Capitalism has no special affinity with Christianity, just as socialism is not reserved strictly for atheists. (Indeed, Christian socialist parties are common elsewhere in the world, and have enjoyed a powerful presence in the United States in past periods.) In fact, much of the philosophical underpinning of contemporary pro-capitalist arguments arose in direct opposition to traditional Christian teaching on property ownership. As Cambridge professor Peter Garnsey points out in his book Thinking About Property, Enlightenment luminary John Locke makes a fine test case: By claiming that virtually unlimited individual accumulation of private property was a natural right, Locke contradicted centuries of Christian writing on the nature and purpose of property, which identified it as a provisional and highly contingent civil right. (Unsurprisingly given this type of reversal, Locke was no fan of Catholics.)

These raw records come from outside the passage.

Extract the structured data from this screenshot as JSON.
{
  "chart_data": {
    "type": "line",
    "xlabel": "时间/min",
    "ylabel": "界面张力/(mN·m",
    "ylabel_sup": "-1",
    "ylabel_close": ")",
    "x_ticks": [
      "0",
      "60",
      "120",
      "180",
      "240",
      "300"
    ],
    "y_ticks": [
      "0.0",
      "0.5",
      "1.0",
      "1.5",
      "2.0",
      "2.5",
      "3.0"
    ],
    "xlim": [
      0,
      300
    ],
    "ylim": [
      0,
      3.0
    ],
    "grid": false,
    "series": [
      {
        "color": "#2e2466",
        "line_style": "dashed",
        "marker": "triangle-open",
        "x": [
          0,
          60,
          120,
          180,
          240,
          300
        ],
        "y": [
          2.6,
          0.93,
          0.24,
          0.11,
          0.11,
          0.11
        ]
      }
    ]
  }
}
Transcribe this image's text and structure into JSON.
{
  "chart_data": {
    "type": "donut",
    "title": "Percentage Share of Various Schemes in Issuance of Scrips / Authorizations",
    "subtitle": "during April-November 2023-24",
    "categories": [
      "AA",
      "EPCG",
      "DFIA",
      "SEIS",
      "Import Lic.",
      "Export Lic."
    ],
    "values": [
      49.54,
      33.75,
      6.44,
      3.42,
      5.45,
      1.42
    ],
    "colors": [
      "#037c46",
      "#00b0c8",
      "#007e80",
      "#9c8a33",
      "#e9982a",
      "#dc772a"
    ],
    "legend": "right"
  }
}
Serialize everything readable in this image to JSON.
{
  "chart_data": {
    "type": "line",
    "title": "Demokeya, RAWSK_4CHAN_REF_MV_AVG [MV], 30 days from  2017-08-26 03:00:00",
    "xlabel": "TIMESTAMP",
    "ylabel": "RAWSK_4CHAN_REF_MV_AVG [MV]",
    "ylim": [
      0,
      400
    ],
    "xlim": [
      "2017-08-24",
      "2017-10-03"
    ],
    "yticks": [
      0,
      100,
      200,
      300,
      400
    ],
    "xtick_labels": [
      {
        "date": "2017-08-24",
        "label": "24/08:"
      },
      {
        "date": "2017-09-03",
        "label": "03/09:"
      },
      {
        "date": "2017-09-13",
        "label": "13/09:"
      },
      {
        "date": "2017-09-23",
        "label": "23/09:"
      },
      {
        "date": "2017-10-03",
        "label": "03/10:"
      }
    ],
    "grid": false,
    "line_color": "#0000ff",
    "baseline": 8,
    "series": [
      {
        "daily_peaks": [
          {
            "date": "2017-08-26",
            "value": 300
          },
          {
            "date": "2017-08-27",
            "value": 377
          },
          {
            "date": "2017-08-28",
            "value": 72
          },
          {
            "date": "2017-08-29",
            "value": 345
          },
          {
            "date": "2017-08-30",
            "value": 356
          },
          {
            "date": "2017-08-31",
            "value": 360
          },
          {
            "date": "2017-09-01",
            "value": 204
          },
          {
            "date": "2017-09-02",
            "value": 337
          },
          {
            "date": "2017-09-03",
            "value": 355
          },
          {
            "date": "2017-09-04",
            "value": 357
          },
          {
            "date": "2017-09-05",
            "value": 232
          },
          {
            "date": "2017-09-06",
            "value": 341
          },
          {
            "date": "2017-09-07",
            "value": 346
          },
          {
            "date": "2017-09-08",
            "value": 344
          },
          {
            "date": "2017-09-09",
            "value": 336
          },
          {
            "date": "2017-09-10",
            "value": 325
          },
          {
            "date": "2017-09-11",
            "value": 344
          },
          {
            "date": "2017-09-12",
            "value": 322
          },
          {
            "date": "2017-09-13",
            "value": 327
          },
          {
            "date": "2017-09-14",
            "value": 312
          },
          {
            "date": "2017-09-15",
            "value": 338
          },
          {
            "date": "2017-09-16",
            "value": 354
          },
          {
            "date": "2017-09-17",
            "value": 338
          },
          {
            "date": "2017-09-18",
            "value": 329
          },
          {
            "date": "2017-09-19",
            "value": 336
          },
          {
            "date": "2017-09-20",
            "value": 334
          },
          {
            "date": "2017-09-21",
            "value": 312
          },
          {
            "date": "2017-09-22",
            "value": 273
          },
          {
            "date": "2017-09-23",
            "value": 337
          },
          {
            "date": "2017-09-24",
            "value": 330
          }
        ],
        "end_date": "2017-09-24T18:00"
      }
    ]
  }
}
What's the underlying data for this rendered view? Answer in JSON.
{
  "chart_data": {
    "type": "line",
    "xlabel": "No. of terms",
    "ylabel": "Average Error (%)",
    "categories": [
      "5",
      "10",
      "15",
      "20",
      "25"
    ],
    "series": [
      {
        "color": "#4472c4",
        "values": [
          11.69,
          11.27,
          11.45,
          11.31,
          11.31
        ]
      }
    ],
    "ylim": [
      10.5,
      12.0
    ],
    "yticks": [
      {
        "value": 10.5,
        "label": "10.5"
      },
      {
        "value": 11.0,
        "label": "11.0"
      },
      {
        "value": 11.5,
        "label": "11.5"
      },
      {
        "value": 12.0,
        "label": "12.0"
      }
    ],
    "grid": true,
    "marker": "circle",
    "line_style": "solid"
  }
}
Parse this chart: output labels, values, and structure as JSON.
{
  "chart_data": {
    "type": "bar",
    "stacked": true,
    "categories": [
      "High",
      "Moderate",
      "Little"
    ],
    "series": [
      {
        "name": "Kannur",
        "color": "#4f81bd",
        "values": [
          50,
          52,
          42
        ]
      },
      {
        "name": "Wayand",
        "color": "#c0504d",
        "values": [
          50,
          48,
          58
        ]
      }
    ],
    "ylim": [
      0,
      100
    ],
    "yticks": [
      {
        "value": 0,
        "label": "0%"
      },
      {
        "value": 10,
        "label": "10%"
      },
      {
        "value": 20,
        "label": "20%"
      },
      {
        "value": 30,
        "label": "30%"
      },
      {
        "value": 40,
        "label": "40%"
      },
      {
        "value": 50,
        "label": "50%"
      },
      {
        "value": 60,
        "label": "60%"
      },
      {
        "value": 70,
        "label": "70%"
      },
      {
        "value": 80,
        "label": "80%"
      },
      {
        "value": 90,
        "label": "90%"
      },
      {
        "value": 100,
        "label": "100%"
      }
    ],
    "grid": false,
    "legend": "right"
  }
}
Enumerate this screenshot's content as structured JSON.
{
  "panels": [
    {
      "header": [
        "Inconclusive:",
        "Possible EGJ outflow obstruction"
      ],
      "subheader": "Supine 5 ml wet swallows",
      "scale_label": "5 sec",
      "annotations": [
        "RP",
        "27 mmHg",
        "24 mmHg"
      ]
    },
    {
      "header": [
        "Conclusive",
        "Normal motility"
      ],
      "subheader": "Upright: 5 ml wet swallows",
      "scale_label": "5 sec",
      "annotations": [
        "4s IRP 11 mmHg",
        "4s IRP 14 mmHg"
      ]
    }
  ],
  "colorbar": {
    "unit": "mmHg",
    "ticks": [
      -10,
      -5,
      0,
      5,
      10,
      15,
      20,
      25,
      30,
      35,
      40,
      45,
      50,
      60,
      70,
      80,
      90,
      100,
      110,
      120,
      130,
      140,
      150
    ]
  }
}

Suspicion of the types of accumulation that characterize capitalism—including the massive build-up of wealth among a small number of unimaginably rich plutocrats—is therefore more common to Christianity than the unreserved embrace of the same that is now typical of American right-wingers. Rather than asking if Pope Francis’ positions on reducing inequality and protecting the environment are products of communism, it would be much wiser and more insightful to ask if conservative rejection of environmentalism and egalitarianism are really products of Christianity. This would at least provide context for the tidal wave of rueful tears that will undoubtedly follow the publication of Francis’ encyclical on the environment, which will rankle the pontiff’s critics not because Francis’ thought is communist, but because it is Christian.